Das Verhältnis der Deutschen zum Geld ist Gegenstand zahlloser Umfragen, Studien und Analysen. Grundtenor: Die Deutschen lieben ihr Sparbuch, ihre Lebensversicherung und festverzinsliche Geldanlagen mit null Verlustrisiko. Wenn es um Wertpapiere geht, ist die Zurückhaltung deutlich größer: Fonds gehen noch, Aktien sind den meisten Sparern schon zu riskant, Optionsscheine und andere Derivate hingegen nur etwas für Freaks und sowieso Teufelszeug. Steuern hingegen gilt es zu vermeiden wo immer es geht, auf kriminelle Steuerhinterzieher wie den frisch verurteilten Uli Hoeneß sehen viele zwar mit Schadenfreude, aber auch mit Milde und Verständnis. Und wenn es um die Währung geht, fürchtet der Deutsche nichts mehr als eine anziehende Inflation und schimpft auf die vielen Rettungsmilliarden, die auf ihre Kosten zum Erhalt des Euro ausgegeben wurden und werden. Dann doch lieber eine Immobilie oder Gold kaufen - da weiß man, was man hat, auch wenn die Inflation herangaloppiert.
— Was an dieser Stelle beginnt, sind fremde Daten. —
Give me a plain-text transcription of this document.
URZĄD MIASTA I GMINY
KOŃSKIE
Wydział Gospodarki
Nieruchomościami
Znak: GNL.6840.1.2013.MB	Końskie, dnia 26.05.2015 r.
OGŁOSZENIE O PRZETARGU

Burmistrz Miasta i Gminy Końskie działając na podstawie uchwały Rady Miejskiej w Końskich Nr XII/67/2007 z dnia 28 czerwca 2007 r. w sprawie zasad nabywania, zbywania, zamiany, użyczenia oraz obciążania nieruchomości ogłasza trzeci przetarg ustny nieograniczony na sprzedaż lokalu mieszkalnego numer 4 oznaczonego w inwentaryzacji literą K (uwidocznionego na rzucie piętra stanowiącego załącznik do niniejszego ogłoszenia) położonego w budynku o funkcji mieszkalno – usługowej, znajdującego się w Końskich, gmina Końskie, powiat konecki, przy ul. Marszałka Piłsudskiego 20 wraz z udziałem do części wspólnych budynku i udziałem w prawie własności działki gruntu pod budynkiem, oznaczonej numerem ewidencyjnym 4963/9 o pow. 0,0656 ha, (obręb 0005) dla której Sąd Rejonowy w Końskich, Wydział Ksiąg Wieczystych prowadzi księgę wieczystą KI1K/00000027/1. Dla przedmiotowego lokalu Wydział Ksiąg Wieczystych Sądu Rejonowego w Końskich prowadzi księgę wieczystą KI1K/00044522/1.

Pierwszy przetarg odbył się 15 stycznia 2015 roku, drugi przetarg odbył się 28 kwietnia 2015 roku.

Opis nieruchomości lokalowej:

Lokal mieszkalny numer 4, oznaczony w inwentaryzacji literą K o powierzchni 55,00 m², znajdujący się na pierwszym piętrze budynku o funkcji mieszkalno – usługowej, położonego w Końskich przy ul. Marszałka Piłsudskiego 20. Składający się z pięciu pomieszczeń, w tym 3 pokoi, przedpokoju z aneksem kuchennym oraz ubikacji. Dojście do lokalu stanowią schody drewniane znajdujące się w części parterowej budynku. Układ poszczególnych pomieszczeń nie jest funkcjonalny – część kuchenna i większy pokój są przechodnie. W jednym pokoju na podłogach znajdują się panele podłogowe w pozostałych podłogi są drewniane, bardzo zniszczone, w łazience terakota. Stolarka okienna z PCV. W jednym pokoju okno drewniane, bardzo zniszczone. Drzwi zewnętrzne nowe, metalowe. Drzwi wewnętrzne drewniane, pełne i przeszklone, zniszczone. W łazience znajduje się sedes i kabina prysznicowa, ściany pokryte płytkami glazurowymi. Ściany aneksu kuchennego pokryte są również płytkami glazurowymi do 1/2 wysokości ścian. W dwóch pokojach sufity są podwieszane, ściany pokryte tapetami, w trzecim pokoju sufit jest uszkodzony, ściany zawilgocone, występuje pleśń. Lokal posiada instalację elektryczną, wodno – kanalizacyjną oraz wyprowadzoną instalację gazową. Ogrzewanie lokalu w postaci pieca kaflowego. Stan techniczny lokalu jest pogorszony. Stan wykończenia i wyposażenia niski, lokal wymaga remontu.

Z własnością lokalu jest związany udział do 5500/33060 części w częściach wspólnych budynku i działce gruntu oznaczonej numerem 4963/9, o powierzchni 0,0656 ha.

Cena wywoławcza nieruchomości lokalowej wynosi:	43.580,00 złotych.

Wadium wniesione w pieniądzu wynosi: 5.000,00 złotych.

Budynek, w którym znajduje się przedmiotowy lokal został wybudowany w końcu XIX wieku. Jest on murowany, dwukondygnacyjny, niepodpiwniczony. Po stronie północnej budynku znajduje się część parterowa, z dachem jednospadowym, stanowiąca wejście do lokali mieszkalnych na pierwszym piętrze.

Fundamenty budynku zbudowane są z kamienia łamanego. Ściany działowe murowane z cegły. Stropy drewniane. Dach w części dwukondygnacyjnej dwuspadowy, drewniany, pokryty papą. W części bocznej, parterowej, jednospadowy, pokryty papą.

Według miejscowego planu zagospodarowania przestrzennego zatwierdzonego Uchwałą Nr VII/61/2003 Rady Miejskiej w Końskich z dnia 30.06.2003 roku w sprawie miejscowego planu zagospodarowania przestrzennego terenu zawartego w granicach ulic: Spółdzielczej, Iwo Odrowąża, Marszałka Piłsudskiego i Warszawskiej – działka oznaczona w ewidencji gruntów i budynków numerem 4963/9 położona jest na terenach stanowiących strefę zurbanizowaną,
So oder ähnlich klingen viele Umfrageergebnisse zum Thema Sparen und Geldanlage in Deutschland. Wenig überraschend ist dabei, dass sich zwischen zwei Untersuchungen zum Thema an der Einstellung wenig ändert. Warum auch? Sparsamkeit ist eine Tugend, soll der Dax doch ruhig Kapriolen schlagen.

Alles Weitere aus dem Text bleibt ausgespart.